Chez les hommes (CANMNT), j’ai déjà mentionné la génération dorée du Canada. Une des équipes les plus complètes de l’histoire des Rouges selon moi avec des jeunes talents comme Alphonso Davies, Jonathan David, Samuel Piette ou Mark-Anthony Kaye et de très bons vétérans comme Milan Borjan, Scott Arfield, Atiba Hutchinson et Junior Hoilett. Voyant l’effectif choisi, je m’attendais à ce que le Canada surprenne les observateurs et se glisse comme un des outsiders de la compétition. Durant cette Gold Cup, la troupe de John Herdman s’est bien comportée, remportant deux de ses matchs de poule assez facilement (4-0 face à la Martinique et 7-0 face à Cuba) mais l’entraineur anglais a, selon moi, mal jugé le deuxième match du groupe face au Mexique en alignant une équipe B, préférant reposer ses joueurs pour le match ultime, le troisième, face à Cuba. Herdman a raté une chance en or de prouver au monde entier que l’équipe nationale canadienne est loin d’être une proie facile et que le Mexique et les États-Unis ne sont plus les seuls maitres de la région CONCACAF. Si le Canada avait aligné son équipe type, j’aurais pu mieux jauger le niveau réel de CANMNT alors qu’en date d’aujourd’hui, je me pose encore des questions par rapport au vrai talent de mon équipe nationale. Je vous vois venir avec vos remarques! ‘Mais nous avons perdu contre Haïti, donc nous sommes nuls!’, non! La défaite contre Haïti lors des quarts de finale, c’est complètement autre chose. En effet, Haïti est une équipe bien rodée qui avait beaucoup moins de pression sur les épaules durant cette compétition.

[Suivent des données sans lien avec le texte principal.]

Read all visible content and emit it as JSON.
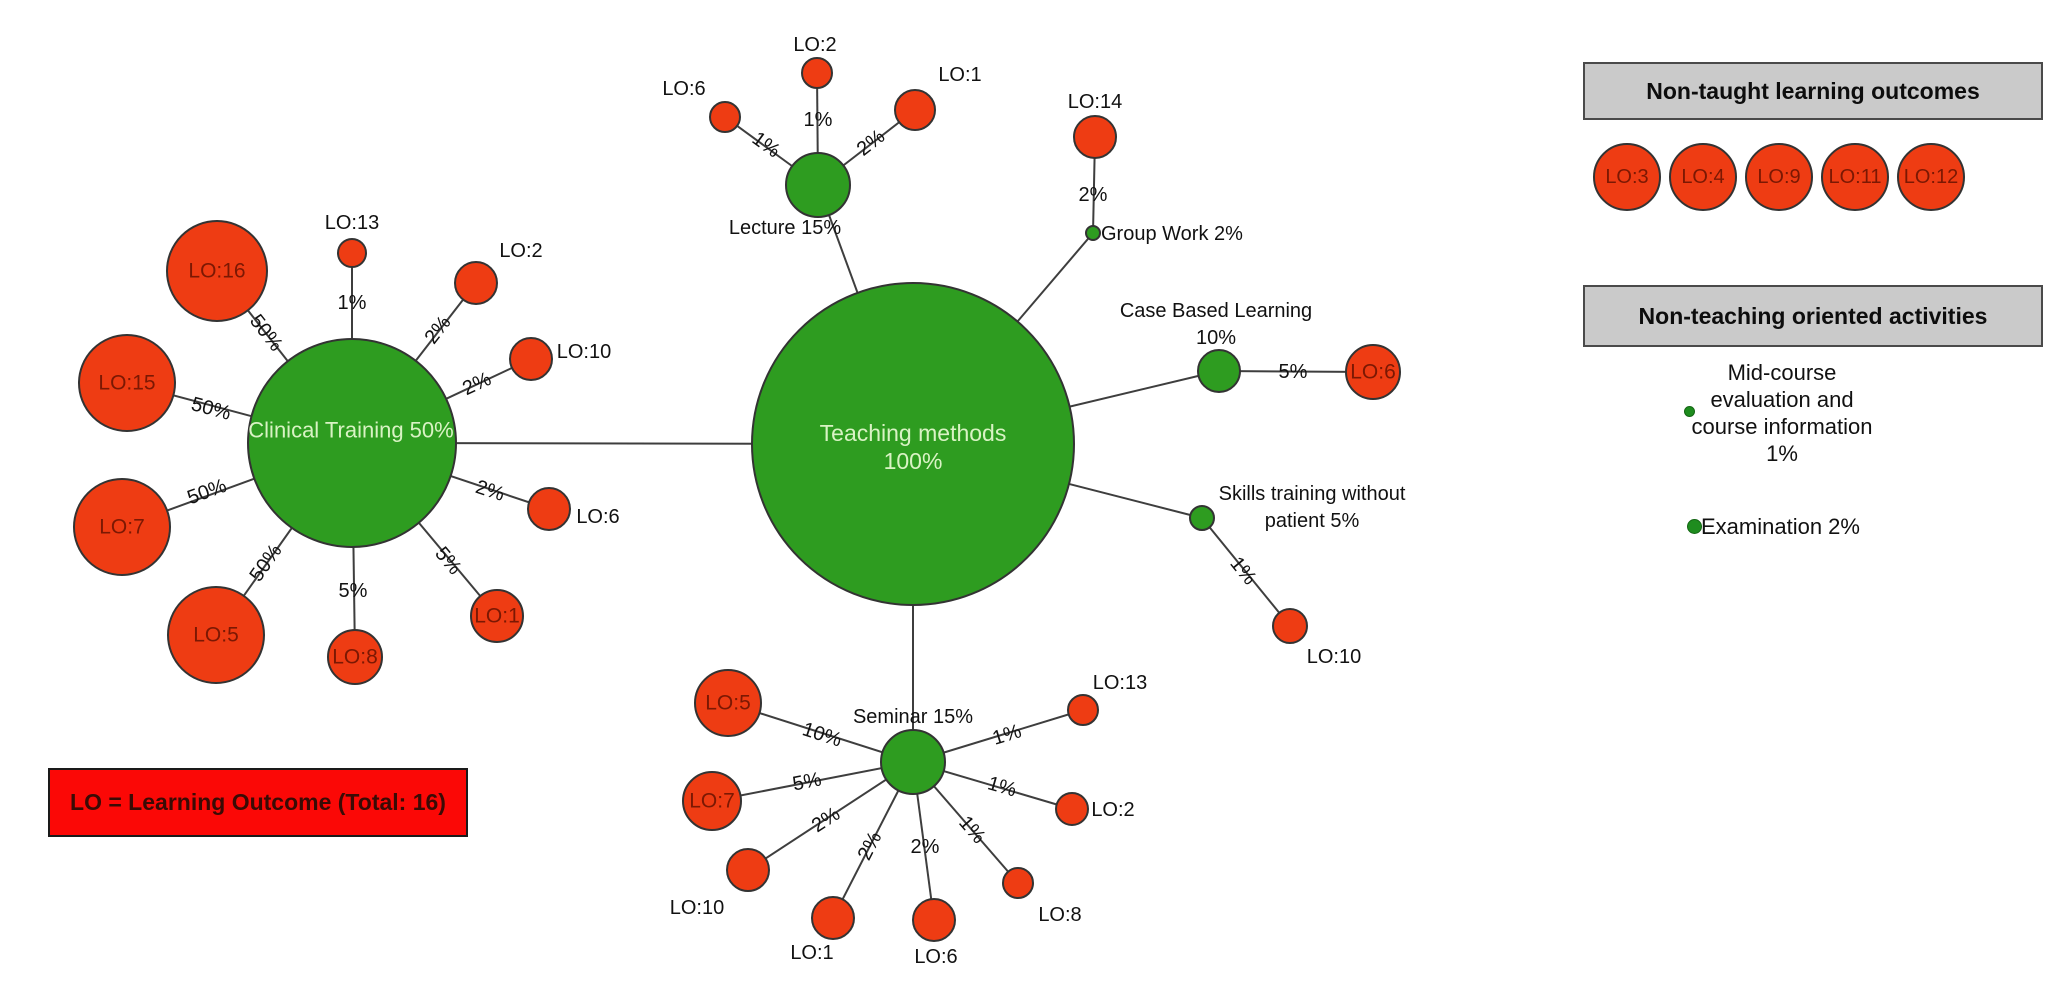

Elle a aussi pu profiter des faiblesses du Canada en employant des ailiers assez costauds face aux latéraux canadiens parce que, malgré tout le talent à la disposition de John Herdman, le Canada n’a pas encore trouvé de joueur assez talentueux au poste de latéral gauche alors que l’entraineur anglais a donné le poste de latéral droit à Marcus Godinho, coupable sur deux des buts encaissés durant le match, au détriment de Zachary Brault-Guillard : ce qui n’était clairement pas le bon choix (mentionné au podcast d’avant match ici). En gros, Herdman a fait quelques erreurs mais l’élimination surprise du Canada face à Haïti n’est pas à 100% de sa faute, elle est aussi due à l’inexpérience des joueurs canadiens qui ont perdu un match où ils menaient 2-0 à la mi-temps.
Objectifs futurs :

Comment se remettre sur le bon chemin chez CANWNT? La réponse est assez simple à mon avis, je peux y répondre en deux gros points. Le premier point, s’assurer que Kenneth Heiner-Moller a bien compris le fait que l’équipe nationale doit s’appuyer sur la nouvelle génération et si ce n’est pas le cas, lui montrer la porte (je suis sec mais je reste fidèle à mon avis). Le second point est beaucoup plus compliqué à faire avaler. Je pense qu’il est temps pour Christine Sinclair de prendre sa retraite, j’aimerais que Canada Soccer organise deux ou trois matchs amicaux contre des équipes faibles pour permettre à Sinclair de dépasser l’américaine Abby Wambach comme la meilleure buteuse de tous les temps au niveau des matchs internationaux (plus que deux buts les séparent). Mais, si je veux penser à l’avenir de notre sélection, il faut que la nouvelle génération s’habitue à jouer et à performer sans Sinclair et il faut surtout que Jordyn Huitema engrange les minutes à son poste de prédilection. Outre Sinclair, je pense qu’il est temps de dire au revoir à Desiree Scott, Allysha Chapman et Stephanie Labbé après ces matchs amicaux de même que les vétérans qui ont raté la Coupe du Monde en France comme Erin McLeod et Diana Matheson. Ces changements devraient déjà être mis en place avant le tournoi de qualification pour les jeux olympiques de 2020 (JO 2020) qui se dérouleront à Tokyo (les dates du tournoi de qualification pour la région CONCACAF ne sont pas encore connues). Pour la nouvelle génération, le but sera de se qualifier pour les JO 2020 et lors de la compétition, redorer le blason de notre équipe nationale.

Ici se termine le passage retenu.